A. A major part of the difficulty here is that we do not know the genre of the biblical literature in the way that we would like. No literary/rhetorical handbook from Hebrew antiquity has come down to us! That means we must infer the genre of the text through prolonged immersion in it, and careful consideration of what are the questions which can fruitfully be put to the text, and what are the questions to which the text remains opaque. This is where it can also be helpful to be reasonably well read in other, non-biblical, literature from antiquity onwards, so that one gets some sense of the many and various ways in which literature seeks to depict reality.

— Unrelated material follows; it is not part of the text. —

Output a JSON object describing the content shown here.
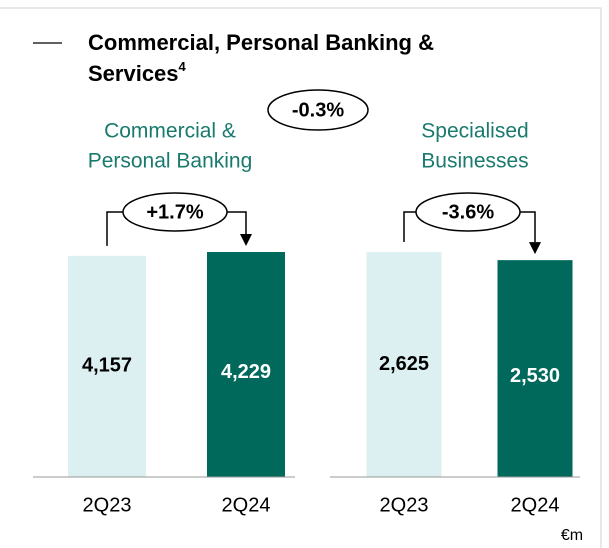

Scholars can be most helpful to general Christian readers not by quickly opting for genre labels (“history”, “theology”, “legend”, “myth”, or whatever) whose sense is often wide-ranging and contestable, but rather by showing what are fruitful questions to put to the text. For example, in the Flood story the point of the dove with the olive leaf is clear – to show that regular conditions of life on earth are now resuming; and so the following week the dove does not need to return to the ark at all, as she can make a nest somewhere (Gen. 8:8-12). The story’s assumption is that when the flood waters recede, regular conditions of life straightforwardly resume. This is fully meaningful within the story. If we put the question “But what would an olive tree really be like after a year under the sea, and how soon, if at all, would it be able to sprout a leaf?” we are trying to fit the story into technically-oriented categories of “how things work”. But this only shows that the story is opaque to such a question. The question does not help our understanding of the point of the story (it can quickly take us away from it), though it does suggest that the non-fit of the story with certain categories of understanding is indicative of the genre of the story (as is, in a different way, the reporting of divine thoughts and soliloquies in Gen. 6:5-8, 8:21-22, which are intrinsically inaccessible to any human observer).